The initial joy, however, was fleeting, an illusion crafted by the sun,
I'm sure. Soon, dark, naked children gathered around me, khakis and shoes
smacking, to my embarrassment, of prosperity. The stench of poverty, was
real,unfiltered, emanating from the open sewers, over which, now, a dark, naked
child smiles, squats. The heat was more pronounced in this place,
combining with the stench, the dust, the despair to create an atmosphere
more oppressive than any regime could hope to be. As night grew closer I
became weary, not knowing what I should attempt next, and fearful of what
a Karachi night could do to one with some cash in hand. Before midnight,
I returned home, defeated. I remember , vividly , the a major reason I
decided to reenter the shackles.
I realized that I would not be able to sleep without
air-conditioning.
On that day, my illusion of independence was laid bare, as the
heat became a mirror of the kind the Hesse's Steppenwolf is thrust in
front of. Like Haller, I saw, "...the reflection of an uneasy
self-tormented, inwardly laboring and seething being." Like Haller, I
shuddered when faced with my inability to handle independence...or
loneliness, as Haller would call it. And so I returned home to sleep in
chilling comfort, the heat far displaced, my illusions returned as I
plotted my next great escape to take place in what passes around here for
cool weather, my existence content in the shackles.
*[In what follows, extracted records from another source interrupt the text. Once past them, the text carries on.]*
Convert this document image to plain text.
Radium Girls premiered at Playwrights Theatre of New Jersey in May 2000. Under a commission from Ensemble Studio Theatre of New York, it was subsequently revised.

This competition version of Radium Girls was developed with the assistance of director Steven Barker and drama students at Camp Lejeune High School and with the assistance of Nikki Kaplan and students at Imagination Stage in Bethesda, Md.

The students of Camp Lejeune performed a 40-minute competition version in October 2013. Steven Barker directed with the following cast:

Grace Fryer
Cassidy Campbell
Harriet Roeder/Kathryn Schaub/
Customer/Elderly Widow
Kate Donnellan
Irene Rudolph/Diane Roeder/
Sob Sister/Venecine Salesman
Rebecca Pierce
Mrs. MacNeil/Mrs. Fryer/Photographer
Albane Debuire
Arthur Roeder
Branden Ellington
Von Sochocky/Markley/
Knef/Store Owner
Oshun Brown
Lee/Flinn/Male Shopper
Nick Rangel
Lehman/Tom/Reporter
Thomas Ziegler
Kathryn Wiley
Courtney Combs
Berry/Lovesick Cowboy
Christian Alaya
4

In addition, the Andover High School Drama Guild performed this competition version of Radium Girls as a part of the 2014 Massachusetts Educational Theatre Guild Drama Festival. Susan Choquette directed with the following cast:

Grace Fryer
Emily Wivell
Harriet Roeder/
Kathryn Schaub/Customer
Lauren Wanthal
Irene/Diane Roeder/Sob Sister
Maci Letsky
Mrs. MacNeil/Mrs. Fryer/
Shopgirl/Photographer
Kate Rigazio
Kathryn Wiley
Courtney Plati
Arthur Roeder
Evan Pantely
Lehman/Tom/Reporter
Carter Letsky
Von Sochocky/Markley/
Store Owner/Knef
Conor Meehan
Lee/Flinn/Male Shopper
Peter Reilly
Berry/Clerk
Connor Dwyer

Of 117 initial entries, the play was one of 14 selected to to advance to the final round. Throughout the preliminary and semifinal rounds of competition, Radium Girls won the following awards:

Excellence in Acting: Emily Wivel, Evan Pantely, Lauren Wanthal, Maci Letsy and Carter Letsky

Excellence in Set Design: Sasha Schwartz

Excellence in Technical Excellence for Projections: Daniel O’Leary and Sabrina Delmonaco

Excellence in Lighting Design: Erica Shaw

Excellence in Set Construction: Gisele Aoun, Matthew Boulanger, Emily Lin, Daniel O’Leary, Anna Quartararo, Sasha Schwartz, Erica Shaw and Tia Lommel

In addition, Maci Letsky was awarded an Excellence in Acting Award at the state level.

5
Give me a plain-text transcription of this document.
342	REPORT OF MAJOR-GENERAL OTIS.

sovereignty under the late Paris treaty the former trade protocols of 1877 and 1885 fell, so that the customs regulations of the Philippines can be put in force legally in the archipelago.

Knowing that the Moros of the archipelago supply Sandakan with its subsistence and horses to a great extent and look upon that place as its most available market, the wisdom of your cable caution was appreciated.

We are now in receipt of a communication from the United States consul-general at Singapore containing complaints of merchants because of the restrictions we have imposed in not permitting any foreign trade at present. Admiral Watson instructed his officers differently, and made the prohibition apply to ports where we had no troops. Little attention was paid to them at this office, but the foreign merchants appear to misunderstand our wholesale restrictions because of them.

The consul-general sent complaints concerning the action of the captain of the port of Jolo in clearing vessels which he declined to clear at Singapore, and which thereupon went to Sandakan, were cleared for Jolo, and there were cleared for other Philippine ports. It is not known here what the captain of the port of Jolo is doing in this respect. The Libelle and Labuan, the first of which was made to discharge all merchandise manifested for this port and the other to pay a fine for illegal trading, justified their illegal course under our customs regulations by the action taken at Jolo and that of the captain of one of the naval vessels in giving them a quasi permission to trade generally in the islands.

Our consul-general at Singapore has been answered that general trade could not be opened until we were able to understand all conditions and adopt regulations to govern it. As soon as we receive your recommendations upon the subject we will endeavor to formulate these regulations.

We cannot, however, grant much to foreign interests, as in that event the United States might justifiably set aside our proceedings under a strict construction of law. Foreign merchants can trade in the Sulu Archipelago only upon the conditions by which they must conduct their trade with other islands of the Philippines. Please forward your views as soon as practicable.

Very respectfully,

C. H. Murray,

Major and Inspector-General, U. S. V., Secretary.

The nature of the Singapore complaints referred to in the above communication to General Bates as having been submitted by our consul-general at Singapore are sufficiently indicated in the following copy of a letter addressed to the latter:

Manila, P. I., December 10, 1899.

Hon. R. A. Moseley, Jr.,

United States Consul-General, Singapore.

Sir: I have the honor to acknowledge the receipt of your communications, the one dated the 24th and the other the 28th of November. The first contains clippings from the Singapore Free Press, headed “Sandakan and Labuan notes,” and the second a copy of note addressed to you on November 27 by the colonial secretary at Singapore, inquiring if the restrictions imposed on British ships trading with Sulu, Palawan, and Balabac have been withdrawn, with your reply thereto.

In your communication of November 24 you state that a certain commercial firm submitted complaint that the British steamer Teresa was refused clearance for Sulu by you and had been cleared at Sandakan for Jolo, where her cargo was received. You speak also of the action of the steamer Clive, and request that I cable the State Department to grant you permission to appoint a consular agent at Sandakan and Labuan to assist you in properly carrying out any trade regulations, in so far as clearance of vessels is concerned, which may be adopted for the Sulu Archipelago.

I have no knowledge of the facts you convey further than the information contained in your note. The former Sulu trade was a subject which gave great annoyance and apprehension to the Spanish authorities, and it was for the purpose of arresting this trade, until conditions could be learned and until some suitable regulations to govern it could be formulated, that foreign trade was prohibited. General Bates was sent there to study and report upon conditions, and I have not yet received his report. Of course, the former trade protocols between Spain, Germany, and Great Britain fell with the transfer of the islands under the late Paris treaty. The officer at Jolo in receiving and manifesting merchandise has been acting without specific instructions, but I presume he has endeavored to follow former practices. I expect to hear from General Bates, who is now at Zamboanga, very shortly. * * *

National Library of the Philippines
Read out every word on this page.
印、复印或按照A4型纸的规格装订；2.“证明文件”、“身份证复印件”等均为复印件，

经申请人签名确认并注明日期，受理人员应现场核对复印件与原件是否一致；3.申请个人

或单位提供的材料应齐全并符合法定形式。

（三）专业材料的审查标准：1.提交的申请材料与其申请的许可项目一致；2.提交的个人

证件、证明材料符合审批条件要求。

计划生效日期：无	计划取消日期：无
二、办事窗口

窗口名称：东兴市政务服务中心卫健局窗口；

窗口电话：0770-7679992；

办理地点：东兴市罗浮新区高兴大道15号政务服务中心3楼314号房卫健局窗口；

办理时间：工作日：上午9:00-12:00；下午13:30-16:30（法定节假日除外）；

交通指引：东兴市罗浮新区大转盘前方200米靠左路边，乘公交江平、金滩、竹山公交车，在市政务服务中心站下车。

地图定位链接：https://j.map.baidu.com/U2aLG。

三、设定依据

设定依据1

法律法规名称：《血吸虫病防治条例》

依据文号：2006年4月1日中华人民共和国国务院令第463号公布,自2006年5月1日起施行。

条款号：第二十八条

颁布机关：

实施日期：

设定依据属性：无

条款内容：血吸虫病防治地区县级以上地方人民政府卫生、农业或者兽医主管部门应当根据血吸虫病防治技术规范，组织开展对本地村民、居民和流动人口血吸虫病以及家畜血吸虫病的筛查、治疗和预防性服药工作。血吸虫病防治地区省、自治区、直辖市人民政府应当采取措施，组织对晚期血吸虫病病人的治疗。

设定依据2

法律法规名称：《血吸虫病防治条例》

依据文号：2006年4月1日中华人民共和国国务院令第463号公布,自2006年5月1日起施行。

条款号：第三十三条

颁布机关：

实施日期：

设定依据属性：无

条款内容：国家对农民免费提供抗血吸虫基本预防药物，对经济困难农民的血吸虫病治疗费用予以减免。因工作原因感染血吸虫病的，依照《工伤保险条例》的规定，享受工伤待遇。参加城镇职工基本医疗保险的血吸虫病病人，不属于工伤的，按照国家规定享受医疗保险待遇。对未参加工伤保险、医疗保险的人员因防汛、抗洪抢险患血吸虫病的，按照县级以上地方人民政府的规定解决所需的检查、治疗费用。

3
A year removed from my brief escapade, the days became much
warmer than usual, which, as you may well imagine, meant it was remarkably
hot. The sun had grown, Im sure, and swallowed the rest of the world; my
city, my street, my house, were all that was left. I awoke one bright,
too bright morning in a frantic sweat. I knew that various reports had
deemed beforehand that this day would be on of the hottest in Karachi
history. I awoke resenting my parents, who lured me into what was
basically, at least as far as the atmosphere went, hell, and who indeed acted as hell's gate-keepers. I
awoke resenting myself for allowing them to lure me into hell, but it
wasn't their fault, you see, it was the sun.
The sun cast a hazy spell over the city, causing its inhabitants
to move as if in slow-motion. My recollections of this day are painted
onto my mind by an impressionist, as I recall the images of that day, but
can not recall their forms. Slowly they marched, these pliant and
malleable images, through my realm of perception, cursing, sweating,
existing but not quite.
As I wandered onto the street, the autos and men and landscape and
sky and ground all seamlessly and rhythmically became one under the sun's
strange spell. I, who once broke through shackles to assert my
individuality, embraced the heat as unifier, my fate finally beaten into
me, as it had been beaten into the masses, and, indeed, into the earth
itself. Reality came forth, hideous, illusion a leaf, small, tiny,
floating so slowly to the ground. I saw it.